Барон засуетился, как-то неловко, смущаясь, познакомил нас и сразу отбежал к кассе: приехал автобус американских туристов, надо продавать сувениры, менять деньги; прокричал нам, что скоро поедем наверх, пировать, «отна минютошка»; Федор Федорович смотрел поверх голов, словно был здесь один; надмирен; впрочем, сухо заметил:

— Адова работа, я б не смог... Суетно, не для русского...

Когда мы приехали на виллу «Аскания-Нова» и барон стал к плите, ощущение напряженности не пропадало, хотя звучала прекрасная Рождественская музыка и елка серебрилась в огромном зале, увешанном русскими картинами и фотографиями заповедника Аскания-Нова (предки барона — ее истинные создатели, теперь, слава богу, об этом говорят открыто, раньше предпочитали замалчивать: «немцы не имели никакого отношения к развитию России, все иностранцы — наши враги», все, что сделано, — сделано русским гением, всяческие Лефорты, Растрелли и прочие Фонвизины — выдумки злостных масонов!)

— Кстати, господа, — сказал барон, переворачивая шипучее мясо, — давайте заранее договоримся, что каждый из нас эти три дня будет готовить и мыть посуду в свой черед: сегодня я, завтра и после завтра — вы... Это, конечно, адова работа, суетно, но — ничего не попишешь...

И тут Федор Федорович хохотнул:

— Ну и слух у тебя, Эдуард!
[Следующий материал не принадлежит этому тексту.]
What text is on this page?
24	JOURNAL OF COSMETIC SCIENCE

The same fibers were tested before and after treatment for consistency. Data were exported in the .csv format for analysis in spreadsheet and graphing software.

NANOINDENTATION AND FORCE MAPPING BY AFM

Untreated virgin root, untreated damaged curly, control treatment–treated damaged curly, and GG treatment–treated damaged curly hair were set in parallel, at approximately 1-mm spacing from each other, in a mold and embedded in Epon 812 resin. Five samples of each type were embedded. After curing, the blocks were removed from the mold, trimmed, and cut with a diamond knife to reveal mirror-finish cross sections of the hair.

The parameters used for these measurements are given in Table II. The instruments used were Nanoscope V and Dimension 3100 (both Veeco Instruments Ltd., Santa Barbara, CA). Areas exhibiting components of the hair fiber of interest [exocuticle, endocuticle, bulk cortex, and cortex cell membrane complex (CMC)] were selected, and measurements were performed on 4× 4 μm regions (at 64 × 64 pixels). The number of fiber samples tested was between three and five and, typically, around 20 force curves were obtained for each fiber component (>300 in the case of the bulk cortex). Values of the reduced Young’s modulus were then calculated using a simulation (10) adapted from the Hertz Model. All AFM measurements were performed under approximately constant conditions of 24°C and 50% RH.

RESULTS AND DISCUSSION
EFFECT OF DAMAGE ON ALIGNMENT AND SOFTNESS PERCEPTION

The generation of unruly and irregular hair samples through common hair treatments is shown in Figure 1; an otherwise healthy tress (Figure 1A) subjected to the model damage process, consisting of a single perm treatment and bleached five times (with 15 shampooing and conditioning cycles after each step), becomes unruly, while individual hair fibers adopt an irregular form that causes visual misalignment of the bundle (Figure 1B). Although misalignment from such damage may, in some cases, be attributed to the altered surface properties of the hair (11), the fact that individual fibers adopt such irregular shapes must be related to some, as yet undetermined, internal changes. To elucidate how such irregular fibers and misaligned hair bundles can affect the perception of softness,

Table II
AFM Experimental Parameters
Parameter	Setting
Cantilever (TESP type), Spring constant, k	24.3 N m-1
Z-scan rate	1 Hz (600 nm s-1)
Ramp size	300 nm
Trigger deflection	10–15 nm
Я это тихо сказал в твоем офисе, да и народу было множество...

— Ах, Федор, мне это так часто гофорили, что я эти слова скорее угадываю, чем слышу... Тычут папочкой «фальц-фейном», забыв про мамочку Епанчину! И не хотят помнить, как мы с мамочкой и дедушкой голодали, как я зарабатывал на жизнь тем, что биль профессиональным гонщиком на велосипед и чемпионом Франции на гоночных авто... Сначала я жил, как все русские, Федор! Но когда я понял, что мамочка может умереть с голода, пришлось стать европейцем! Да, да, пришлось! Это ведь так сладостно-удобно бить настоящим русским: мечтать, строить планы, грезить и софсем не работать... А что такое самая трудная работа? Колоть дрова? Нет, ето гимнастика! Мыть пол? Физическое упражнение... Работать — это придумать то, что даст прибыль... И я придумал! И получил за это деньги и титул барона!